JCPOA An ‘Existential Interest’ for Europe: IAI Director
TEHRAN (Tasnim) – The director of the Istituto Affari Internazionali (IAI) thinktank in Rome, Italy, described the 2015 nuclear deal between Tehran and world powers as an “existential interest” for Europe, stressing that the 28-member bloc is doing everything it can to save the agreement.
“…the EU and in particular the EEAS (European External Action Service) have been working on this (the special purpose vehicle (SPV)), on the technical details of it for a number of months and weeks now,” Nathalie Tocci told Tasnim after France and Germany announced last month that they may host the SPV.
The system is expected to allow businesses to continue trading with the Islamic Republic in the US sanctions era.

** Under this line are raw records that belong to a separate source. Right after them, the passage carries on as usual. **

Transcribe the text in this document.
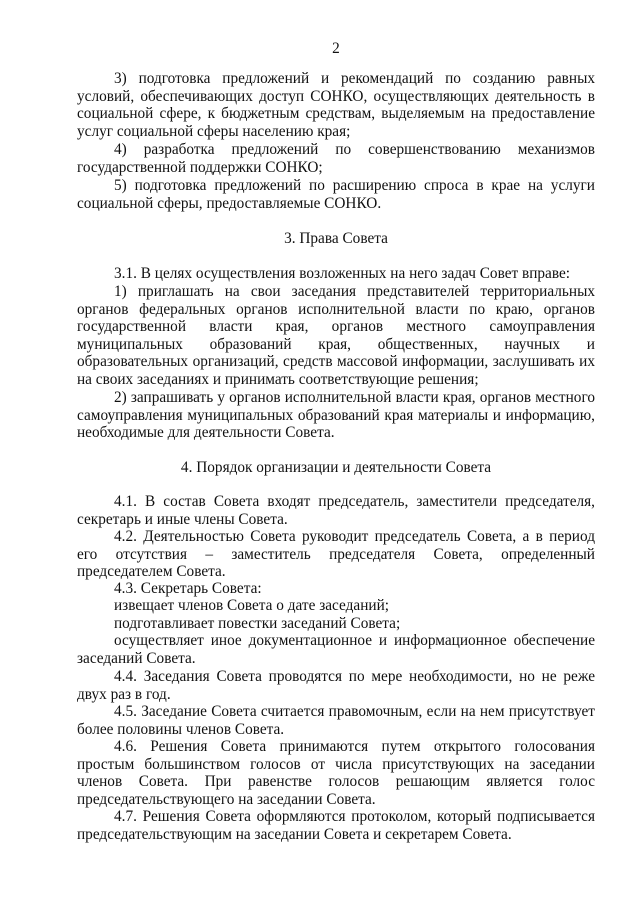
2
3) подготовка предложений и рекомендаций по созданию равных условий, обеспечивающих доступ СОНКО, осуществляющих деятельность в социальной сфере, к бюджетным средствам, выделяемым на предоставление услуг социальной сферы населению края;
4) разработка предложений по совершенствованию механизмов государственной поддержки СОНКО;
5) подготовка предложений по расширению спроса в крае на услуги социальной сферы, предоставляемые СОНКО.
3. Права Совета
3.1. В целях осуществления возложенных на него задач Совет вправе:
1) приглашать на свои заседания представителей территориальных органов федеральных органов исполнительной власти по краю, органов государственной власти края, органов местного самоуправления муниципальных образований края, общественных, научных и образовательных организаций, средств массовой информации, заслушивать их на своих заседаниях и принимать соответствующие решения;
2) запрашивать у органов исполнительной власти края, органов местного самоуправления муниципальных образований края материалы и информацию, необходимые для деятельности Совета.
4. Порядок организации и деятельности Совета
4.1. В состав Совета входят председатель, заместители председателя, секретарь и иные члены Совета.
4.2. Деятельностью Совета руководит председатель Совета, а в период его отсутствия – заместитель председателя Совета, определенный председателем Совета.
4.3. Секретарь Совета:
извещает членов Совета о дате заседаний;
подготавливает повестки заседаний Совета;
осуществляет иное документационное и информационное обеспечение заседаний Совета.
4.4. Заседания Совета проводятся по мере необходимости, но не реже двух раз в год.
4.5. Заседание Совета считается правомочным, если на нем присутствует более половины членов Совета.
4.6. Решения Совета принимаются путем открытого голосования простым большинством голосов от числа присутствующих на заседании членов Совета. При равенстве голосов решающим является голос председательствующего на заседании Совета.
4.7. Решения Совета оформляются протоколом, который подписывается председательствующим на заседании Совета и секретарем Совета.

She added that other EU member states have so far refused to host the payment system as they fear the US may decide to take “retaliatory measures” against them through secondary sanctions.
“As you know Austria and Luxemburg came under pressure by the United States not to host the SPV and ultimately they backed out,” Tocci said.
“Three signatories (France, Germany and Britain) of the JCPOA are ready to get wet,” she said.
Tocci was referring to remarks by Iranian Foreign Minister Mohammad Javad Zarif in an interview with Italy’s Rai News24 in late November who had said, “It is impossible to swim without getting wet”.
“In the case of the United Kingdom, obviously it is slightly different given the issue of Brexit… when it comes to France and Germany; they will share the burden of wetness by finding a mechanism so that one country will physically host the SPV and in the other country the SPV will be legally registered”.
“So I think it is very fair if you like the way in which Europeans are trying to do what they can and, obviously and inevitably, they will try to the extent possible to get as wet as possible and create Transatlantic (trade with Iran).”
When it comes to the JCPOA, Europeans try to do what they to save the agreement, as it is an “existential interest” for Europe, said Tocci, who is also Special Adviser to High Representative of the European Union for Foreign Affairs and Security Policy Federica Mogherini.
The European Union has vowed to counter US President Donald Trump’s renewed sanctions on Iran, including by means of a new law to shield European companies from punitive measures.
On May 8, the US president pulled his country out of the Joint Comprehensive Plan of Action (JCPOA), the nuclear deal that was achieved in Vienna in 2015 after years of negotiations among Iran and the Group 5+1 (Russia, China, the US, Britain, France and Germany).
Following the US exit, Iran and the remaining parties launched talks to save the accord.
Trump on August 6 signed an executive order re-imposing many sanctions on Iran, three months after pulling out of the Iran nuclear deal.
He said the US policy is to levy “maximum economic pressure” on the country.
The second batch of US sanctions against the Islamic Republic took effect on November 4.